Hundreds of indexes on a single XML column - why not?

Last week I presented at the German Database Conference "BTW" (see here for a history) some work on how to address XML Index Challenges (paper written with two colleagues). More and more enterprises face the challenge of logging all their activities. Given that today SOA and Web Services become standard for new applications, there is a trend that the logs are XML-based as well.

The scenario in the paper is based on what was observed at several banking customers. The internet banking system is required to log every event in any of their internet banking applications - we are talking 10 to 20 million inserts a day. Events include clicks that take a user to a new web page or dialog, entry of user data, as well as every click that initiates a banking transaction. This “logging” happens across a set of diverse applications such as checking accounts, loans, investment management, and others. The log information can vary widely, thus very flexible storage is required.

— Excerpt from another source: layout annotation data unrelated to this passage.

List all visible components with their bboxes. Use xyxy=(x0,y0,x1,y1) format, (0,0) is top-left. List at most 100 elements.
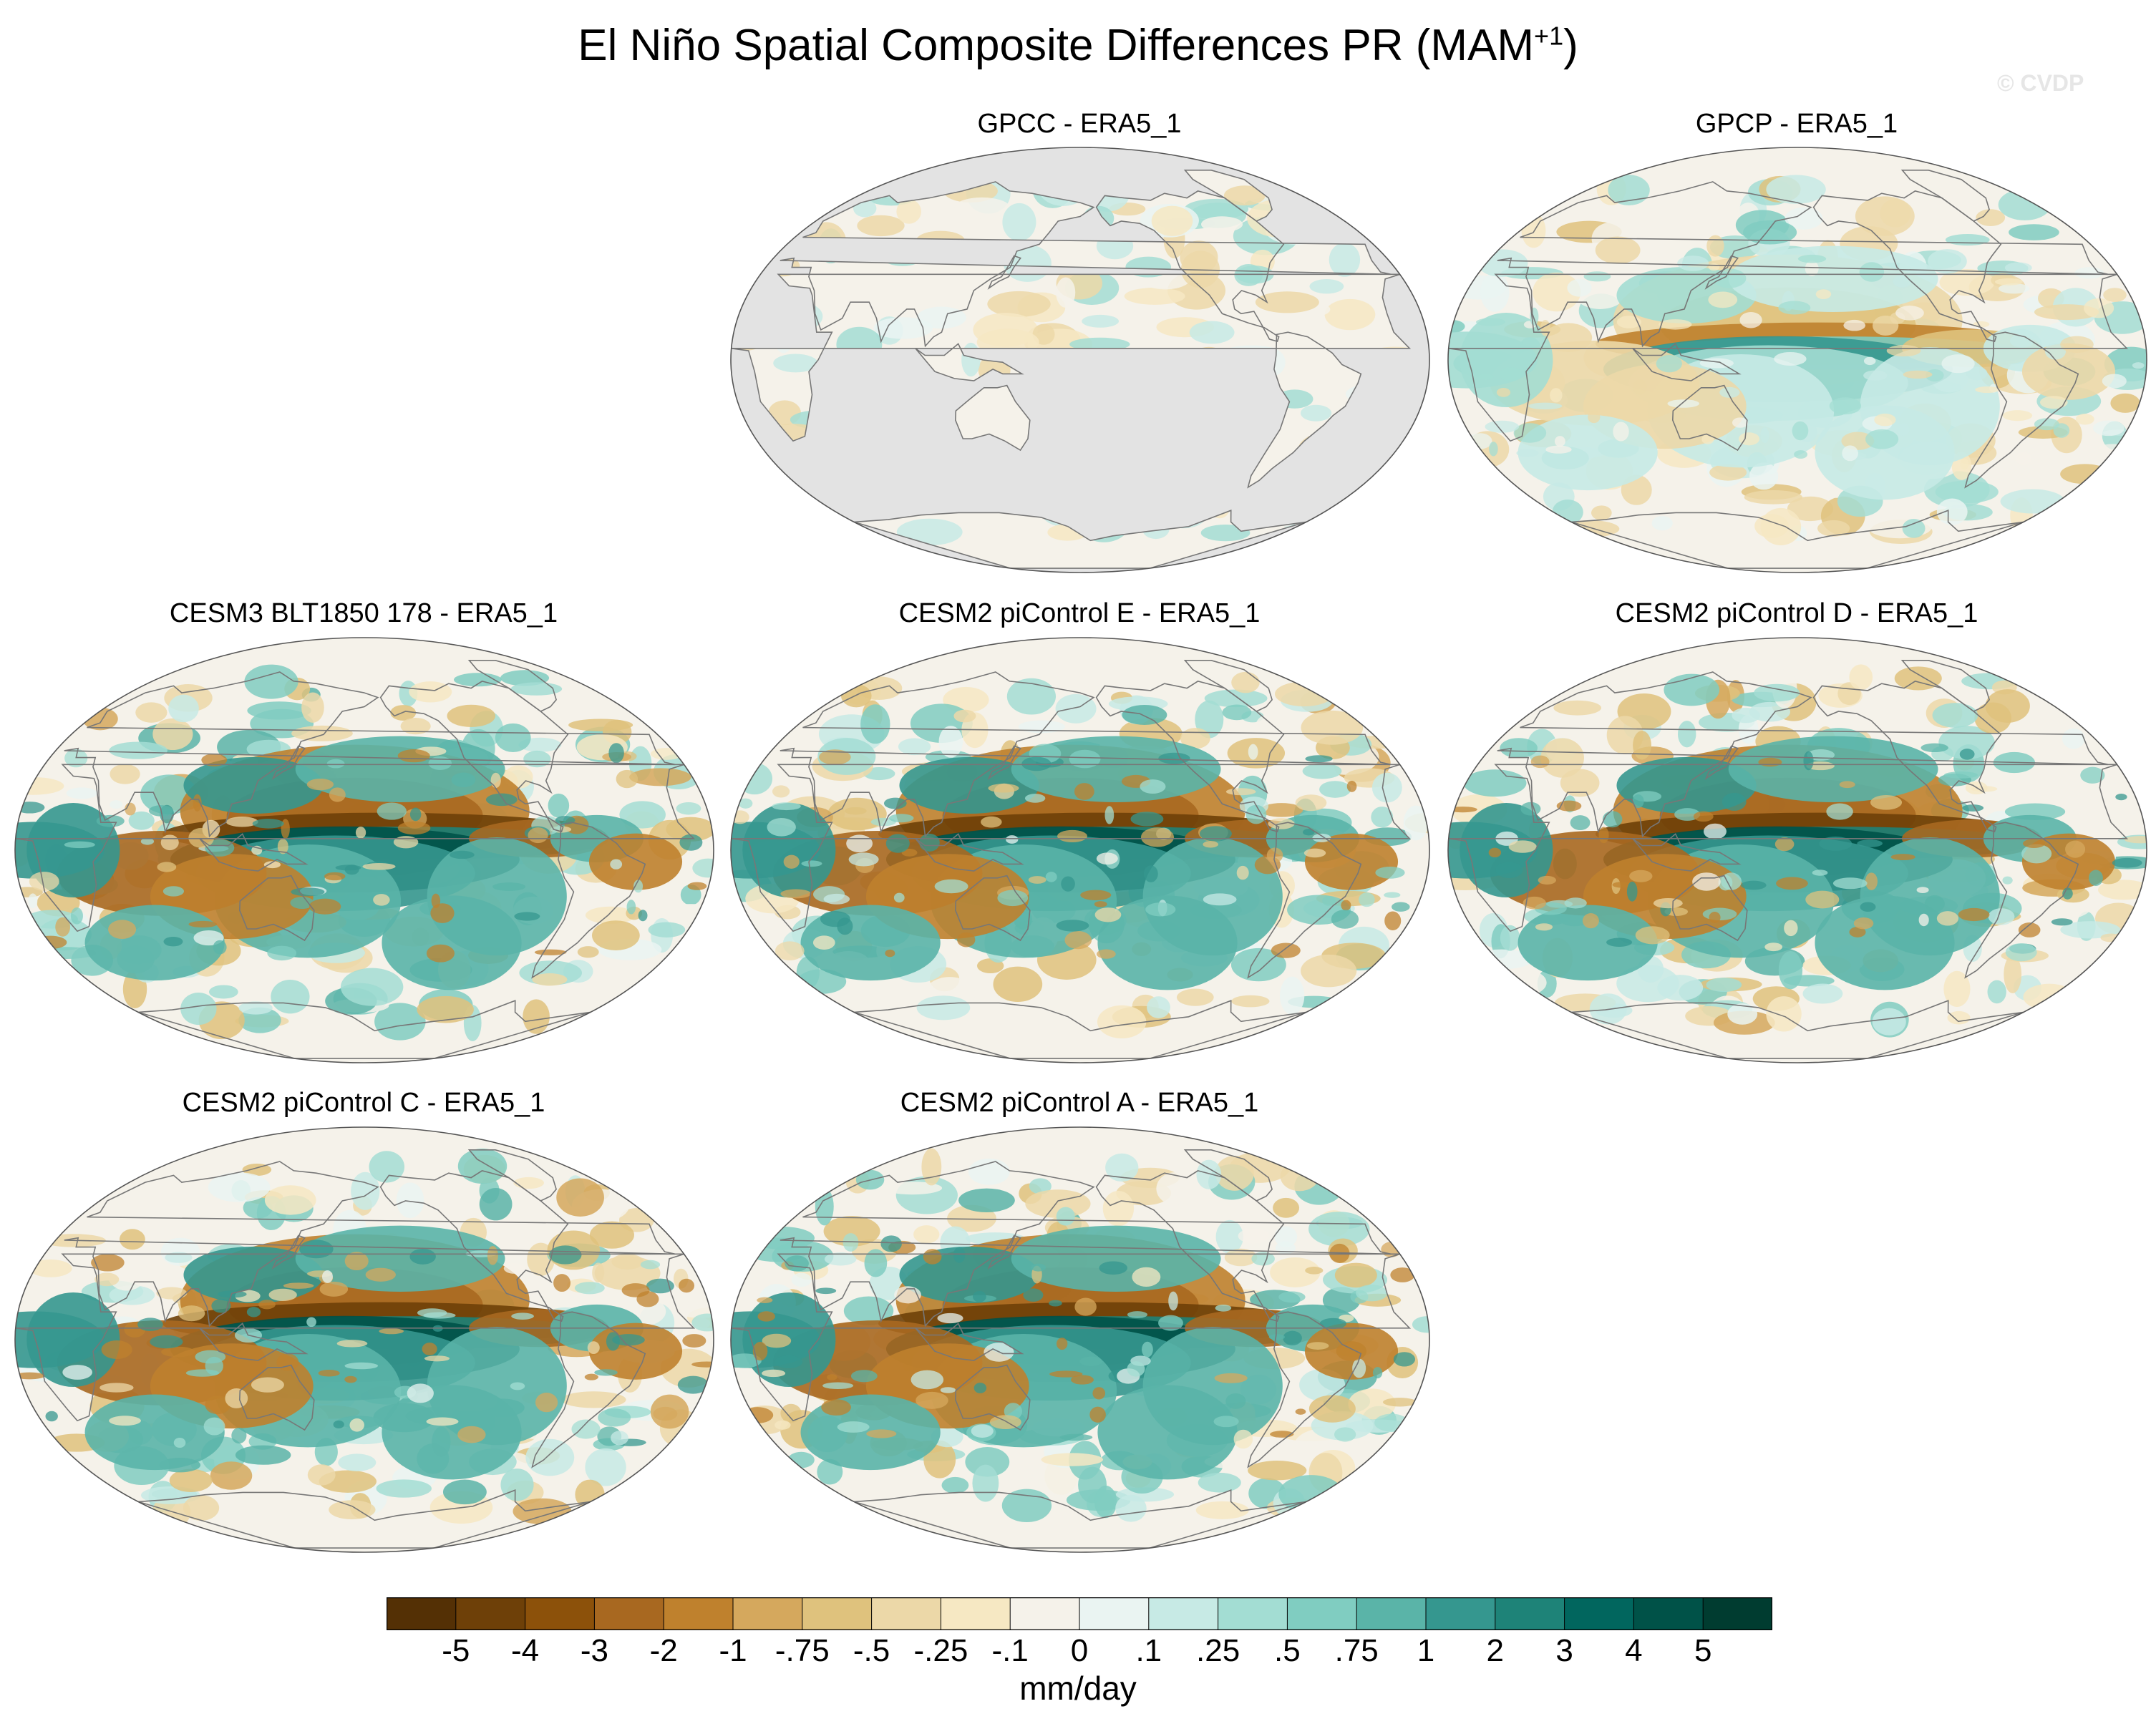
colorbar-swatch xyxy=(664,1597,734,1630)
coastline-japan xyxy=(1704,255,1739,290)
map-field xyxy=(15,638,714,1063)
coastline-australia xyxy=(1671,875,1748,942)
coastline-greenland xyxy=(467,660,557,712)
coastline-australia xyxy=(238,1364,315,1431)
coastline-africa xyxy=(1448,273,2129,442)
coastline-south-america xyxy=(1964,331,2079,489)
panel-title-1: GPCC - ERA5_1 xyxy=(977,109,1182,139)
map-border xyxy=(14,1126,714,1553)
map-panel-2 xyxy=(1447,147,2147,573)
map-field xyxy=(731,638,1429,1063)
colorbar-swatch xyxy=(1148,1597,1219,1630)
colorbar xyxy=(387,1597,1772,1630)
coastline-australia xyxy=(954,875,1031,942)
colorbar-tick-label: 5 xyxy=(1694,1633,1712,1668)
coastline-africa xyxy=(731,764,1412,932)
map-panel-4 xyxy=(730,637,1430,1063)
coastline-south-america xyxy=(1247,331,1362,489)
colorbar-tick-label: .1 xyxy=(1135,1633,1162,1668)
colorbar-swatch xyxy=(1426,1597,1496,1630)
map-panel-7 xyxy=(730,1126,1430,1553)
coastline-africa xyxy=(731,1253,1412,1422)
coastlines xyxy=(15,1149,696,1549)
coastline-north-america xyxy=(379,1170,569,1323)
coastline-australia xyxy=(1671,384,1748,452)
map-field xyxy=(15,1127,714,1552)
coastline-south-america xyxy=(1964,822,2079,979)
map-border xyxy=(1447,147,2147,573)
colorbar-swatch xyxy=(1495,1597,1565,1630)
coastline-eurasia xyxy=(64,1161,676,1328)
panel-title-3: CESM3 BLT1850 178 - ERA5_1 xyxy=(169,598,558,628)
coastline-greenland xyxy=(1183,660,1273,712)
colorbar-tick-label: -.25 xyxy=(913,1633,968,1668)
coastline-south-america xyxy=(1247,1311,1362,1468)
coastlines xyxy=(15,660,696,1059)
figure-title-text: El Niño Spatial Composite Differences PR… xyxy=(578,21,1535,70)
colorbar-tick-label: 1 xyxy=(1417,1633,1435,1668)
panel-title-4: CESM2 piControl E - ERA5_1 xyxy=(898,598,1261,628)
coastline-north-america xyxy=(1095,1170,1285,1323)
colorbar-tick-label: -4 xyxy=(511,1633,540,1668)
map-border xyxy=(1447,637,2147,1063)
coastline-indonesia xyxy=(199,833,309,872)
map-panel-6 xyxy=(14,1126,714,1553)
figure-title-suffix: ) xyxy=(1563,21,1578,70)
panel-title-5: CESM2 piControl D - ERA5_1 xyxy=(1615,598,1978,628)
colorbar-swatch xyxy=(387,1597,457,1630)
colorbar-swatch xyxy=(733,1597,803,1630)
colorbar-swatch xyxy=(1010,1597,1080,1630)
colorbar-tick-label: .5 xyxy=(1274,1633,1301,1668)
watermark: © CVDP xyxy=(1997,70,2084,96)
colorbar-swatch xyxy=(1356,1597,1427,1630)
colorbar-swatch xyxy=(1703,1597,1772,1630)
colorbar-tick-label: -1 xyxy=(719,1633,747,1668)
colorbar-swatch xyxy=(455,1597,526,1630)
map-border xyxy=(730,147,1430,573)
coastline-indonesia xyxy=(199,1323,309,1361)
colorbar-tick-label: 0 xyxy=(1070,1633,1089,1668)
coastline-eurasia xyxy=(1497,671,2109,838)
colorbar-swatch xyxy=(941,1597,1011,1630)
coastline-eurasia xyxy=(64,671,676,838)
coastline-north-america xyxy=(1812,190,2002,343)
coastline-north-america xyxy=(1095,681,1285,833)
coastline-greenland xyxy=(1183,170,1273,222)
panel-title-6: CESM2 piControl C - ERA5_1 xyxy=(182,1088,545,1118)
colorbar-swatch xyxy=(1218,1597,1288,1630)
colorbar-swatch xyxy=(871,1597,941,1630)
colorbar-swatch xyxy=(1564,1597,1634,1630)
coastline-japan xyxy=(987,255,1021,290)
coastline-japan xyxy=(1704,745,1739,780)
coastline-north-america xyxy=(1812,681,2002,833)
panel-title-2: GPCP - ERA5_1 xyxy=(1695,109,1898,139)
map-border xyxy=(730,637,1430,1063)
colorbar-swatch xyxy=(525,1597,595,1630)
coastline-eurasia xyxy=(780,181,1392,348)
coastline-greenland xyxy=(1183,1149,1273,1202)
map-field xyxy=(731,1127,1429,1552)
colorbar-tick-label: .25 xyxy=(1196,1633,1240,1668)
colorbar-tick-label: 3 xyxy=(1555,1633,1573,1668)
map-field xyxy=(1448,638,2147,1063)
coastline-eurasia xyxy=(1497,181,2109,348)
panel-title-7: CESM2 piControl A - ERA5_1 xyxy=(900,1088,1259,1118)
colorbar-tick-label: -5 xyxy=(442,1633,470,1668)
coastline-south-america xyxy=(531,1311,646,1468)
coastline-africa xyxy=(1448,764,2129,932)
map-panel-3 xyxy=(14,637,714,1063)
coastline-indonesia xyxy=(1632,833,1742,872)
coastline-south-america xyxy=(531,822,646,979)
figure-title-superscript: +1 xyxy=(1534,21,1564,51)
coastline-australia xyxy=(954,384,1031,452)
colorbar-tick-label: -3 xyxy=(580,1633,608,1668)
map-border xyxy=(14,637,714,1063)
colorbar-tick-label: .75 xyxy=(1334,1633,1379,1668)
coastline-africa xyxy=(15,764,696,932)
map-border xyxy=(730,1126,1430,1553)
coastline-greenland xyxy=(467,1149,557,1202)
coastline-japan xyxy=(271,1234,306,1270)
coastline-africa xyxy=(15,1253,696,1422)
coastline-indonesia xyxy=(915,833,1024,872)
colorbar-tick-label: 2 xyxy=(1486,1633,1505,1668)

So far the data is stored in a relational table with few columns and the log record itself as VARCHAR.

The key problem with a relational-only approach is that the variable part of the log entries is hard to query with adequate performance. Current relational database technology does not allow easy indexing of individual pieces of strings in a VARCHAR column. The applications that read this data typically use SQL "LIKE" predicates on these VARCHAR values. This results in limited queryability, limited index usage, and sub-optimal performance. The solution is to use XML as log format and to make use of DB2 pureXML's hybrid capabilities, i.e., to store the logs in an XML column and some other information (like a timestamp) as relational fields.

What is the challenge?
The challenge is not the heavy insert workload as was demonstrated with the 1 Terabyte XML benchmark, it is the indexing. Given that there are different log record formats (different XML document types) for the different applications, and there is a heavy volume of data coming in, you want to have indexes on all important elements and attributes to find the needle in the haystack. If we think of only few dozen application types and typically 10 to 20 indexes per type, we are already in the hundreds of indexes.

Does it work?
The good news is that DB2 pureXML is able to handle it without problems. First of all, DB2 allows users to only index what is needed (see the Information Center and Tip 8 in the DB2 pureXML 15 best practices). Other systems require primary index, secondary index, side tables or whatever it is called and this would be overhead slowing down the system. DB2 directly extracts - without any prerequisite - the data to index.
Secondly, even if there are hundreds of indexes, only dozen or so match a given document. Still, taking care of the hundreds of non-qualifying indexes could be an issue. Fortunately not in DB2, how this is done was part of my presentation and is described in the conference paper. With the number of non-matching indexes increasing, there is only a small performance penalty and the DB2 server on a machine with 4 dual-core 1.9 GHz POWER5 processors was able to maintain close to 100,000 inserts a minute.

How many indexes are ok?
Earlier I had asked about the right number of indexes. The answer to the question can be (over-)simplified by saying that you should create as many as are needed to help query performance. As we have learned we don't need to worry too much about non-matching indexes. With that we are back to relational index maintenance characteristics most of us know already.